The primary data sources for the prevalence estimates are large nationally representative surveys, which provide information about the number and demographic characteristics of children in self-care. However, survey data reveal little about the effects of self-care on children. Researchers identify at least three types of risk to which children in self-care may be subject: (1) the risk of injury, (2) the risk of suffering emotional or psychological harm, and (3) the risk of poor physical, social, and intellectual development due to poor choices of activities when in self-care.8 The latter two categories of risk have been researched and are discussed in the article by Vandell and Shumow in this journal issue. The risk of injury when in self-care, however, is a topic that has received remarkably little attention from researchers, despite the attention given in the popular press to disastrous outcomes among some children in self-care. Further work on this topic might provide valuable information on the specific types of injury risks faced by children home alone and how injuries could be prevented.

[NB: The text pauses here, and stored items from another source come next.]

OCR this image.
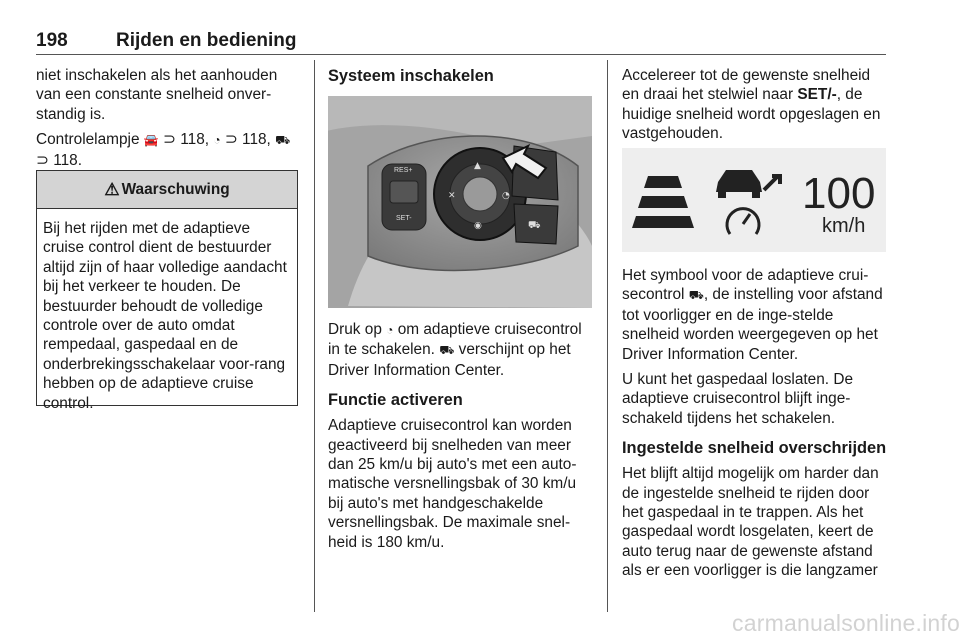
198	Rijden en bediening

niet inschakelen als het aanhouden van een constante snelheid onver-standig is.

Controlelampje 🚘 ⊃ 118, ◔ ⊃ 118, ⛟
⊃ 118.

⚠ Waarschuwing
Bij het rijden met de adaptieve cruise control dient de bestuurder altijd zijn of haar volledige aandacht bij het verkeer te houden. De bestuurder behoudt de volledige controle over de auto omdat rempedaal, gaspedaal en de onderbrekingsschakelaar voor-rang hebben op de adaptieve cruise control.

Systeem inschakelen

RES+
SET-
✕
▲
◉
◔
⛟

Druk op ◔ om adaptieve cruisecontrol in te schakelen. ⛟ verschijnt op het Driver Information Center.

Functie activeren

Adaptieve cruisecontrol kan worden geactiveerd bij snelheden van meer dan 25 km/u bij auto's met een auto-matische versnellingsbak of 30 km/u bij auto's met handgeschakelde versnellingsbak. De maximale snel-heid is 180 km/u.

Accelereer tot de gewenste snelheid en draai het stelwiel naar SET/-, de huidige snelheid wordt opgeslagen en vastgehouden.

100
km/h

Het symbool voor de adaptieve crui-secontrol ⛟, de instelling voor afstand tot voorligger en de inge-stelde snelheid worden weergegeven op het Driver Information Center.

U kunt het gaspedaal loslaten. De adaptieve cruisecontrol blijft inge-schakeld tijdens het schakelen.

Ingestelde snelheid overschrijden

Het blijft altijd mogelijk om harder dan de ingestelde snelheid te rijden door het gaspedaal in te trappen. Als het gaspedaal wordt losgelaten, keert de auto terug naar de gewenste afstand als er een voorligger is die langzamer

carmanualsonline.info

Given the wide variety of circumstances under which children may be left on their own, defining what is meant by self-care and how to measure it is a challenge. Since the first national estimates of the prevalence of children in self-care were made more than 30 years ago, the trend has been to collect ever greater detail about when, for how long, how often, and why children care for themselves. These changing data collection approaches, however, make it difficult to measure trends in the prevalence of self-care over time.
Two recent surveys, however—the National Child Care Survey, 1990 (NCCS), and the Survey of Income and Program Participation, 1995 (SIPP)—were similar enough in their conceptualization of self-care and their questionnaire construction that their results may be compared.9,10 Estimates from both the NCCS and SIPP suggest that 12% of all children ages 5 to 12 care for themselves at least once a week. Thus, these surveys suggest that the prevalence of self-care among 5- to 12-year-olds changed little between 1990 and 1995.